Jim Devine wrote:

> If growth is democratically planned, then it's hard to imagine that
> growth of "output" would be the only criterion. There would be much more
> attention to issues of quality -- and issues such as the definition of
> what in heck is meant by "output."

Economic _growth_ is, by definition growth of economic output and is
distinct from economic _development_, which may well take into
consideration qualitative criteria.

> "Output" is measured differently in different societies; I can imagine
> that in a democratically-planned society, a vector
> would be used rather than a scalar in defining "output."

If I measure output in physical units and you measure it in monetary
units, does that make me more democratic or qualitative? When you start
talking about vectors, you should drop the growth metaphor altogether and
talk about development, change, transition or progress instead. A
magnitude [scalar] can only grow, but a direction [vector] can change.
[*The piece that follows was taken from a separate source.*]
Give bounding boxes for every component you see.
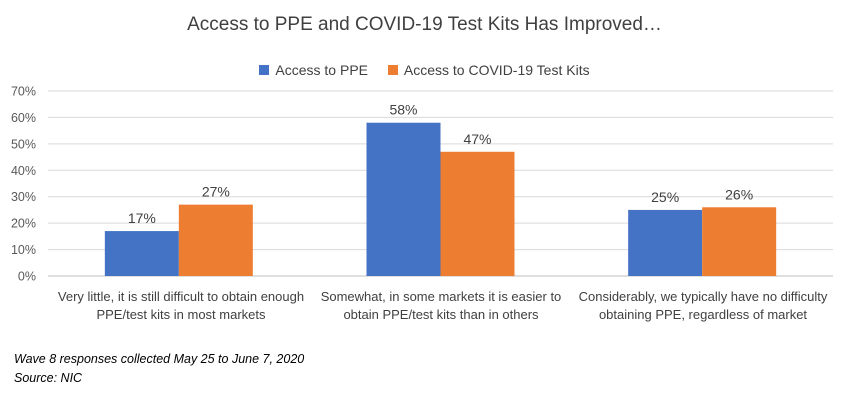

> It's only under capitalism or societies imitating capitalism (as the old
> USSR sometimes did) that "output" is defined as a single number
> (GDP) added up using market-defined weights (prices) while ignoring
> non-market goods and bads.

Speaking of which reminds me of an Oskar Lange address in Egypt in the
late 1950s where he was extolling the superior virtues specifically of
state-directed GROWTH.

> In any event, people would choose their own criteria rather than
> automatically using criteria left over from the past.

One of the real problems of social transformation is that people often DO
automatically use criteria left over from the past, whether or not they
are or ever were relevant. Surely, there might be something, which in some
future democratically planned society could be conceptualized as
"growth". But the problem here and now is with an _ideology of growth_ and
not with some abstract, possibly useful future "liberation of the
concept". It has been precisely that ideology of growth which has been
used to stifle debate about quality, equitable distribution and
such "vectors". Consider, for example, Krugman's apoplectic reaction to
the Genuine Progress Indicator folks a few years back [which I think was
pretty representative of mainstream economists' responses].

The _ideology of growth_ labels anyone who questions that ideology an
anti-growth luddite. Saying "we're not anti-growth, we're just
anti-capitalist growth" doesn't seem to me to be a persuasive
counter-argument, especially when what the growth ideologists MEAN when
they say "growth" is precisely expanded reproduction of capital.